Белый флаг — последнюю рублевку
Я сжимаю в потном кулаке…
А? Каково? Словно судьбу свою предсказал!
«Одно к одному… — думал Веретенников, два дня спустя стоя на гражданской панихиде в жиденькой толпе, окружавшей гроб с телом Хмырева. — И не пишется… и эта странная история с Клавой… и тут еще эта смерть…»
Пятидесятипятилетний Петька лежал в гробу с желтым, застывшим, осунувшимся лицом, и губы его, казалось, были сведены последней судорогой боли. Не слышал он всхлипываний матери, не видел заплаканных глаз бывшей супруги своей, не доносились до него прочувствованные речи, обещавшие долгую жизнь его творениям…
«Что останется от нас… что останется от него… — с тоской думал Веретенников, и мальчишеское, круглое, в красных склеротических прожилках лицо его морщилось от сдерживаемых слез. — Что останется…» Разве что память о «хмырятнике» — невзрачной комнатухе с оборванными обоями и следами давленых клопов на них, где обитал Петька и где обычно в дни долгих загулов собиралась вся пьяная их братия. Спать укладывались тут же на полу, вповалку, а утром, едва проснувшись, рассылали гонцов — добывать деньги на опохмелку. Тяжелый дух перегара, казалось, никогда не выветривался из этой комнаты…
«Хмырятник» — когда-то одно это кем-то удачно придуманное название вызывало у них взрыв пьяного веселья… Теперь же прежние завсегдатаи «хмырятника» один за другим исчезают за горизонтом…
Ушел из жизни Витька Калганов, здоровенный мужик, из тех, о которых говорят: запросто крестится двухпудовой гирей. Умирал он тяжело, страшно. Лежал, разбитый параличом, размазывал по стене собственные нечистоты, мычал, требуя водки. И в тот момент рядом с ним, ясное дело, не было никого из друзей-приятелей, товарищей по «хмырятнику», одна только мать, девяностолетняя старуха, ухаживала за ним.

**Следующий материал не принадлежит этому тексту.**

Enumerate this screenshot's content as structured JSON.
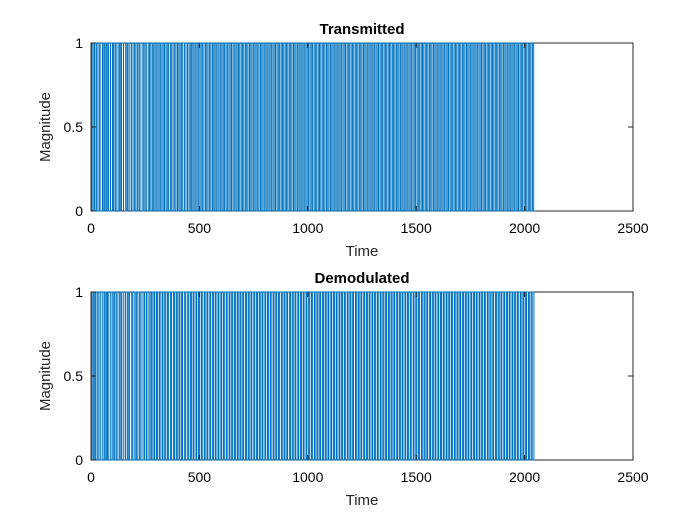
{
  "chart_data": [
    {
      "type": "line",
      "title": "Transmitted",
      "xlabel": "Time",
      "ylabel": "Magnitude",
      "xlim": [
        0,
        2500
      ],
      "ylim": [
        0,
        1
      ],
      "xticks": [
        0,
        500,
        1000,
        1500,
        2000,
        2500
      ],
      "yticks": [
        0,
        0.5,
        1
      ],
      "xtick_labels": [
        "0",
        "500",
        "1000",
        "1500",
        "2000",
        "2500"
      ],
      "ytick_labels": [
        "0",
        "0.5",
        "1"
      ],
      "grid": false,
      "series": [
        {
          "color": "#0072BD",
          "signal": "binary",
          "x_start": 1,
          "x_end": 2048,
          "transition_times": [
            4,
            10,
            16,
            23,
            28,
            37,
            42,
            53,
            59,
            64,
            70,
            75,
            81,
            90,
            99,
            104,
            111,
            116,
            125,
            131,
            137,
            141,
            150,
            160,
            166,
            171,
            179,
            187,
            194,
            201,
            207,
            214,
            221,
            226,
            236,
            243,
            249,
            255,
            264,
            270,
            276,
            283,
            289,
            295,
            301,
            308,
            314,
            320,
            327,
            333,
            339,
            346,
            352,
            358,
            366,
            372,
            379,
            386,
            392,
            399,
            405,
            411,
            417,
            423,
            431,
            438,
            445,
            452,
            458,
            464,
            470,
            476,
            483,
            489,
            495,
            502,
            508,
            514,
            521,
            528,
            534,
            540,
            547,
            553,
            560,
            566,
            572,
            578,
            585,
            591,
            598,
            604,
            610,
            616,
            623,
            629,
            636,
            642,
            648,
            655,
            661,
            668,
            674,
            680,
            686,
            693,
            699,
            705,
            712,
            718,
            724,
            731,
            737,
            743,
            750,
            756,
            762,
            769,
            775,
            782,
            788,
            794,
            801,
            807,
            813,
            820,
            826,
            832,
            839,
            845,
            851,
            858,
            864,
            870,
            877,
            883,
            889,
            896,
            902,
            908,
            915,
            921,
            927,
            934,
            940,
            946,
            953,
            959,
            965,
            972,
            978,
            984,
            991,
            997,
            1003,
            1010,
            1016,
            1022,
            1029,
            1035,
            1041,
            1048,
            1054,
            1060,
            1067,
            1073,
            1079,
            1086,
            1092,
            1098,
            1105,
            1111,
            1117,
            1124,
            1130,
            1136,
            1143,
            1149,
            1155,
            1162,
            1168,
            1174,
            1181,
            1187,
            1193,
            1200,
            1206,
            1212,
            1219,
            1225,
            1231,
            1238,
            1244,
            1250,
            1257,
            1263,
            1269,
            1276,
            1282,
            1288,
            1295,
            1301,
            1307,
            1314,
            1320,
            1326,
            1333,
            1339,
            1345,
            1352,
            1358,
            1364,
            1371,
            1377,
            1383,
            1390,
            1396,
            1402,
            1409,
            1415,
            1421,
            1428,
            1434,
            1440,
            1447,
            1453,
            1459,
            1466,
            1472,
            1478,
            1485,
            1491,
            1497,
            1504,
            1510,
            1516,
            1523,
            1529,
            1535,
            1542,
            1548,
            1554,
            1561,
            1567,
            1573,
            1580,
            1586,
            1592,
            1599,
            1605,
            1611,
            1618,
            1624,
            1630,
            1637,
            1643,
            1649,
            1656,
            1662,
            1668,
            1675,
            1681,
            1687,
            1694,
            1700,
            1706,
            1713,
            1719,
            1725,
            1732,
            1738,
            1744,
            1751,
            1757,
            1763,
            1770,
            1776,
            1782,
            1789,
            1795,
            1801,
            1808,
            1814,
            1820,
            1827,
            1833,
            1839,
            1846,
            1852,
            1858,
            1865,
            1871,
            1877,
            1884,
            1890,
            1896,
            1903,
            1909,
            1915,
            1922,
            1928,
            1934,
            1941,
            1947,
            1953,
            1960,
            1966,
            1972,
            1979,
            1985,
            1991,
            1998,
            2004,
            2010,
            2017,
            2023,
            2029,
            2036,
            2042
          ]
        }
      ]
    },
    {
      "type": "line",
      "title": "Demodulated",
      "xlabel": "Time",
      "ylabel": "Magnitude",
      "xlim": [
        0,
        2500
      ],
      "ylim": [
        0,
        1
      ],
      "xticks": [
        0,
        500,
        1000,
        1500,
        2000,
        2500
      ],
      "yticks": [
        0,
        0.5,
        1
      ],
      "xtick_labels": [
        "0",
        "500",
        "1000",
        "1500",
        "2000",
        "2500"
      ],
      "ytick_labels": [
        "0",
        "0.5",
        "1"
      ],
      "grid": false,
      "series": [
        {
          "color": "#0072BD",
          "signal": "binary",
          "x_start": 1,
          "x_end": 2048,
          "transition_times": [
            5,
            11,
            17,
            22,
            29,
            36,
            43,
            52,
            60,
            65,
            71,
            76,
            82,
            91,
            98,
            105,
            110,
            117,
            124,
            132,
            138,
            142,
            151,
            159,
            167,
            172,
            178,
            188,
            193,
            202,
            208,
            213,
            222,
            227,
            235,
            244,
            248,
            256,
            263,
            271,
            277,
            282,
            290,
            294,
            302,
            307,
            315,
            319,
            328,
            332,
            340,
            345,
            353,
            357,
            367,
            371,
            380,
            385,
            393,
            398,
            406,
            410,
            418,
            422,
            432,
            437,
            446,
            451,
            459,
            463,
            471,
            475,
            484,
            488,
            496,
            501,
            509,
            513,
            522,
            527,
            535,
            539,
            548,
            552,
            561,
            565,
            573,
            577,
            586,
            590,
            599,
            603,
            611,
            615,
            624,
            628,
            637,
            641,
            649,
            654,
            662,
            667,
            675,
            679,
            687,
            692,
            700,
            704,
            713,
            717,
            725,
            730,
            738,
            742,
            751,
            755,
            763,
            768,
            776,
            781,
            789,
            793,
            802,
            806,
            814,
            819,
            827,
            831,
            840,
            844,
            852,
            857,
            865,
            869,
            878,
            882,
            890,
            895,
            903,
            907,
            916,
            920,
            928,
            933,
            941,
            945,
            954,
            958,
            966,
            971,
            979,
            983,
            992,
            996,
            1004,
            1009,
            1017,
            1021,
            1030,
            1034,
            1042,
            1047,
            1055,
            1059,
            1068,
            1072,
            1080,
            1085,
            1093,
            1097,
            1106,
            1110,
            1118,
            1123,
            1131,
            1135,
            1144,
            1148,
            1156,
            1161,
            1169,
            1173,
            1182,
            1186,
            1194,
            1199,
            1207,
            1211,
            1220,
            1224,
            1232,
            1237,
            1245,
            1249,
            1258,
            1262,
            1270,
            1275,
            1283,
            1287,
            1296,
            1300,
            1308,
            1313,
            1321,
            1325,
            1334,
            1338,
            1346,
            1351,
            1359,
            1363,
            1372,
            1376,
            1384,
            1389,
            1397,
            1401,
            1410,
            1414,
            1422,
            1427,
            1435,
            1439,
            1448,
            1452,
            1460,
            1465,
            1473,
            1477,
            1486,
            1490,
            1498,
            1503,
            1511,
            1515,
            1524,
            1528,
            1536,
            1541,
            1549,
            1553,
            1562,
            1566,
            1574,
            1579,
            1587,
            1591,
            1600,
            1604,
            1612,
            1617,
            1625,
            1629,
            1638,
            1642,
            1650,
            1655,
            1663,
            1667,
            1676,
            1680,
            1688,
            1693,
            1701,
            1705,
            1714,
            1718,
            1726,
            1731,
            1739,
            1743,
            1752,
            1756,
            1764,
            1769,
            1777,
            1781,
            1790,
            1794,
            1802,
            1807,
            1815,
            1819,
            1828,
            1832,
            1840,
            1845,
            1853,
            1857,
            1866,
            1870,
            1878,
            1883,
            1891,
            1895,
            1904,
            1908,
            1916,
            1921,
            1929,
            1933,
            1942,
            1946,
            1954,
            1959,
            1967,
            1971,
            1980,
            1984,
            1992,
            1997,
            2005,
            2009,
            2018,
            2022,
            2030,
            2035,
            2043
          ]
        }
      ]
    }
  ]
}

С белой горячкой отправилась в дурдом Нелька Бирман, то ли манекенщица, то ли актриса в прошлом.
Нашли мертвым в каком-то подвале Митьку Гребешкова, художника-самоучку, работавшего кочегаром в котельной и вечно попадавшего в какие-то чудовищно жестокие истории.
Умер Мишка Целовальников, у которого всегда, сколько помнил его Веретенников, еле-еле держалась душа в теле и который потому, наверно, казался вечным: ни водка, ни время не меняли его. Однако кончилась и его вечность.
Как подумаешь, как начнешь вспоминать, так мурашки по коже бегут…
Панихида окончилась, вступила траурная музыка, гроб с телом Хмырева начал медленно опускаться вниз, куда-то в тайные глубины крематория, чтобы там превратиться в золу, в пепел… Заплакала, забилась в рыданиях мать Хмырева…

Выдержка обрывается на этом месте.